We determined to reach Ulm the same evening, although a heavy storm was raging along the distant hills of Wurtemberg. The dark mass of the mighty Cathedral rose in the distance through the twilight, a perfect mountain in comparison with the little houses clustered around its base. We reached New Ulm, finally, and passed over the heavy wooden bridge into Wurtemberg, unchallenged for passport or baggage. I thought I could feel a difference in the atmosphere when I reached the other side—it breathed of the freer spirit that ruled through the land. The Danube is here a little muddy stream, hardly as large as my native Brandywine, and a traveler who sees it at Ulm for the first time would most probably be disappointed. It is not until below Vienna, where it receives the Drave and Save, that it becomes a river of more than ordinary magnitude.
We entered Ulm, as I have already said. It was after nine o’clock, nearly dark, and beginning to rain; we had walked thirty-three miles, and being of course tired, we entered the first inn we saw. But, to our consternation, it was impossible to get a place—the fair had just commenced, and the inn was full to the roof. We must needs hunt another, and then another, and yet another, with like fate at each. It grew quite dark, the rain increased, and we were unacquainted with the city. I grew desperate, and at last, when we had stopped at the eighth inn in vain, I told the people we must have lodgings, for it was impossible we should walk around in the rain all night. Some of the guests interfering in our favor, the hostess finally sent a servant with us to the first hotel in the city. I told him on the way we were Americans, strangers in Ulm, and not accustomed to sleeping in the streets. “Well,” said he, “I will go before, and recommend you to the landlord of the Golden Wheel.” I knew not what magic he used, but in half an hour our weary limbs were stretched in delightful repose and we thanked Heaven more gratefully than ever before, for the blessing of a good bed.

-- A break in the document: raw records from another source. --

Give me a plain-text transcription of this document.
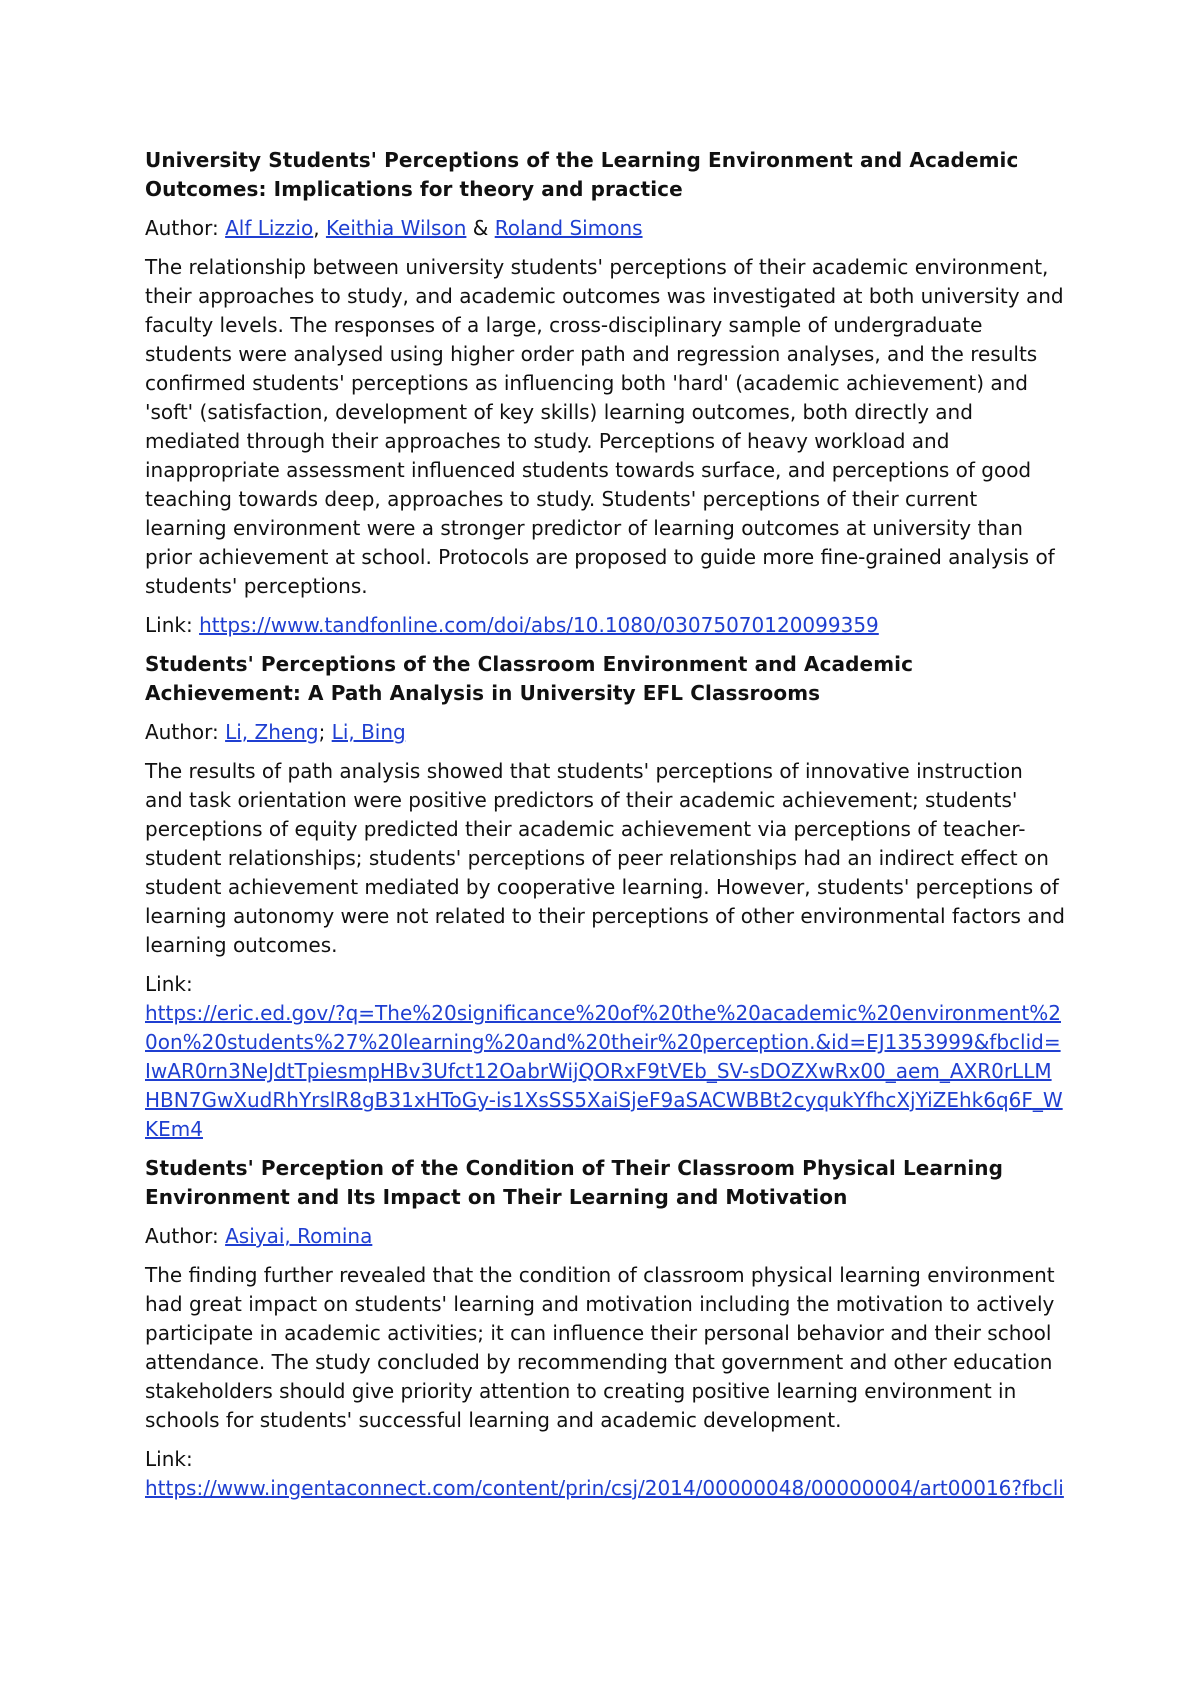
University Students' Perceptions of the Learning Environment and Academic Outcomes: Implications for theory and practice

Author: Alf Lizzio, Keithia Wilson & Roland Simons

The relationship between university students' perceptions of their academic environment, their approaches to study, and academic outcomes was investigated at both university and faculty levels. The responses of a large, cross-disciplinary sample of undergraduate students were analysed using higher order path and regression analyses, and the results confirmed students' perceptions as influencing both 'hard' (academic achievement) and 'soft' (satisfaction, development of key skills) learning outcomes, both directly and mediated through their approaches to study. Perceptions of heavy workload and inappropriate assessment influenced students towards surface, and perceptions of good teaching towards deep, approaches to study. Students' perceptions of their current learning environment were a stronger predictor of learning outcomes at university than prior achievement at school. Protocols are proposed to guide more fine-grained analysis of students' perceptions.

Link: https://www.tandfonline.com/doi/abs/10.1080/03075070120099359

Students' Perceptions of the Classroom Environment and Academic Achievement: A Path Analysis in University EFL Classrooms

Author: Li, Zheng; Li, Bing

The results of path analysis showed that students' perceptions of innovative instruction and task orientation were positive predictors of their academic achievement; students' perceptions of equity predicted their academic achievement via perceptions of teacher-student relationships; students' perceptions of peer relationships had an indirect effect on student achievement mediated by cooperative learning. However, students' perceptions of learning autonomy were not related to their perceptions of other environmental factors and learning outcomes.

Link:
https://eric.ed.gov/?q=The%20significance%20of%20the%20academic%20environment%20on%20students%27%20learning%20and%20their%20perception.&id=EJ1353999&fbclid=IwAR0rn3NeJdtTpiesmpHBv3Ufct12OabrWijQORxF9tVEb_SV-sDOZXwRx00_aem_AXR0rLLMHBN7GwXudRhYrslR8gB31xHToGy-is1XsSS5XaiSjeF9aSACWBBt2cyqukYfhcXjYiZEhk6q6F_WKEm4

Students' Perception of the Condition of Their Classroom Physical Learning Environment and Its Impact on Their Learning and Motivation

Author: Asiyai, Romina

The finding further revealed that the condition of classroom physical learning environment had great impact on students' learning and motivation including the motivation to actively participate in academic activities; it can influence their personal behavior and their school attendance. The study concluded by recommending that government and other education stakeholders should give priority attention to creating positive learning environment in schools for students' successful learning and academic development.

Link:
https://www.ingentaconnect.com/content/prin/csj/2014/00000048/00000004/art00016?fbcli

Next morning we ran about through the booths of the fair, and gazed up from all sides at the vast Cathedral. The style is the simplest and grandest Gothic; but the tower, which, to harmonize, with the body of the church, should be 520 feet high, was left unfinished at the height of 234 feet. I could not enough admire the grandeur of proportion in the great building. It seemed singular that the little race of animals who swarmed around its base, should have the power to conceive or execute such a gigantic work.